Hopping off of my bed, I traipsed over to the wall where I had stuck a picture of Londyn with a smiling Amalie by her side fixing Thyssen's pacifier. Tears streamed down my face as I stroked the picture lovingly as though I'd some how recover my loss. I had lost my children along the way of losing myself. I hadn't seen them since Londyn's funeral and I planned to keep it that way. It was best that they forget my existence considering that I wasn't going to be released anytime soon. I was comvicted and sentenced to twenty years behind bars for murder in the second degree. I wasn't surprised when the judged delivered the sentence. I felt no remorse for killing Thana. She had taken the love of my life and the mother of my children away without a second thought.

Prying the picture from the wall, I journeyed back to my bunk and laid down with the picture snuggled close to my chest. I sobbed in silence, remembering that we would've been celebrating her twenty eight birthday today had she been alive. As the tears burnt my eyes I squeezed them shut hoping to keep the others at bay. However, I failed miserably as the downpour only increased with every increased effort to stop wailing. I fell into a fit of coughs as I choked on my sorrow.
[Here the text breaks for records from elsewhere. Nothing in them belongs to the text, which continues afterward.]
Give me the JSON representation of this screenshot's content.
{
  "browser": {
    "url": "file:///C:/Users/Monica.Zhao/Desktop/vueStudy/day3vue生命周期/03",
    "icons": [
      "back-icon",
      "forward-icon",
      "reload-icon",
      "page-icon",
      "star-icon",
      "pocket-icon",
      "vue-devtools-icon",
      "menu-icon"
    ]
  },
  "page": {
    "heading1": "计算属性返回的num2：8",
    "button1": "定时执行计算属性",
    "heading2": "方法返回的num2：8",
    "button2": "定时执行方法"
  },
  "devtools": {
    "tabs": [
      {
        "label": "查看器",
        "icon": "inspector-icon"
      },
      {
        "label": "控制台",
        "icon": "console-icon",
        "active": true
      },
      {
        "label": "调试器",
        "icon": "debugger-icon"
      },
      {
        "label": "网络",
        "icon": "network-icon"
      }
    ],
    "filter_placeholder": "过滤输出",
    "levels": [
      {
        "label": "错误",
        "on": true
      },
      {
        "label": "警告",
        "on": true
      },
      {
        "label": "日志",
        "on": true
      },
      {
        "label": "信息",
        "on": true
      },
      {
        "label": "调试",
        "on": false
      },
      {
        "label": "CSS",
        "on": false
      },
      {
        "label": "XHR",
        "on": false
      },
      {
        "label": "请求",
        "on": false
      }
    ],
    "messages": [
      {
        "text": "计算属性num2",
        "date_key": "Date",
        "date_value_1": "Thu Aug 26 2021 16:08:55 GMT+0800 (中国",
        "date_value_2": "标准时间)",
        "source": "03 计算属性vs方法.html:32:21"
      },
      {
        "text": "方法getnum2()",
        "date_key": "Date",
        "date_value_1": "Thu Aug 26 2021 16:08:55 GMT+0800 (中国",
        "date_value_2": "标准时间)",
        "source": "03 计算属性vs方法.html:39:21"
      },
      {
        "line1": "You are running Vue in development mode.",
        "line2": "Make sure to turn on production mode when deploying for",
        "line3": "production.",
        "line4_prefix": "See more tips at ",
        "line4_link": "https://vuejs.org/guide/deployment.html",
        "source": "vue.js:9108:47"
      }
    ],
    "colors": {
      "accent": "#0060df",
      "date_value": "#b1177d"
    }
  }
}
One of the guards came rushing to my cell with a glass of water and my medicine in hand. This had become a daily routine for he and I. I would reflect on memories of Londyn before morphing into a ball of emotions and the guard would drug me hoping to induce some semblance of pacification. They never worked however. The drugs made me robotic and I stopped taking them long ago. I preferred to face the onslaught of emotions in my natural state. I usually hid the pills under my tongue, or forced myself to gag on the few occasions that it was necessary for me to raise my tongue as proof that I wasn't doing what they suspected.